IP規格が示す「できること」と「できないこと」
iIP規格を正しく理解するためには、「防水=何でも大丈夫」と考えるのではなく、できること/できないことを切り分けて考えることが重要です。IP規格は、あくまで一定条件下での耐性を示す目安であり、万能な防水性能を保証するものではありません。
IP規格で「できること」の範囲
IP67やIP68に対応したスマホは、日常生活で起こりやすい偶発的な水濡れに対して、比較的強い設計になっています。 例えば、雨に濡れる、手を洗っているときに水がかかる、誤ってシンクや洗面台に落としてしまうといったケースでは、すぐに取り出して適切に乾燥させれば、問題が起きにくいとされています。 また、短時間かつ浅い水深での水没であれば、IP規格の範囲内で耐えられる可能性もあります。ただし、これはあくまで試験条件に近い状況であり、必ず安全を保証するものではない点は理解しておく必要があります。
IP規格で「できないこと」と注意点
一方で、「水中での継続使用」「長時間濡れたまま放置する」「強い水圧がかかる環境で使う」といった行為は、IP規格の想定外です。 シャワーやお風呂、プール、海での使用は、水圧や水質の影響を受けやすく、防水性能があっても故障につながるリスクがあります。
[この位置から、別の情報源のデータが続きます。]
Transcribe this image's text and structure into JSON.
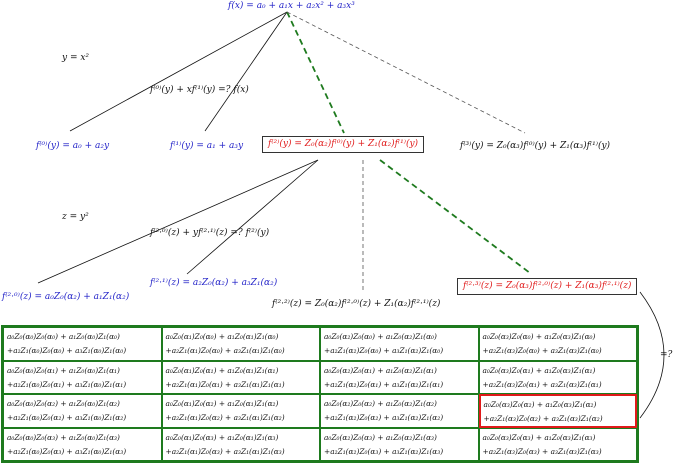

水深や時間の条件を超えると、防水性能は保証されません。 また、防水性能があるからといって、水没後すぐに充電するのは危険です。Lightning端子やUSB-C端子に水分が残った状態で充電すると、ショートや内部腐食の原因になります。 iPhoneでは水分を検知するとアラートが表示されることもありますが、表示が出ない場合でも完全に乾いたとは限りません。水に濡れた後は、十分に乾燥させてから使用・充電することが重要です。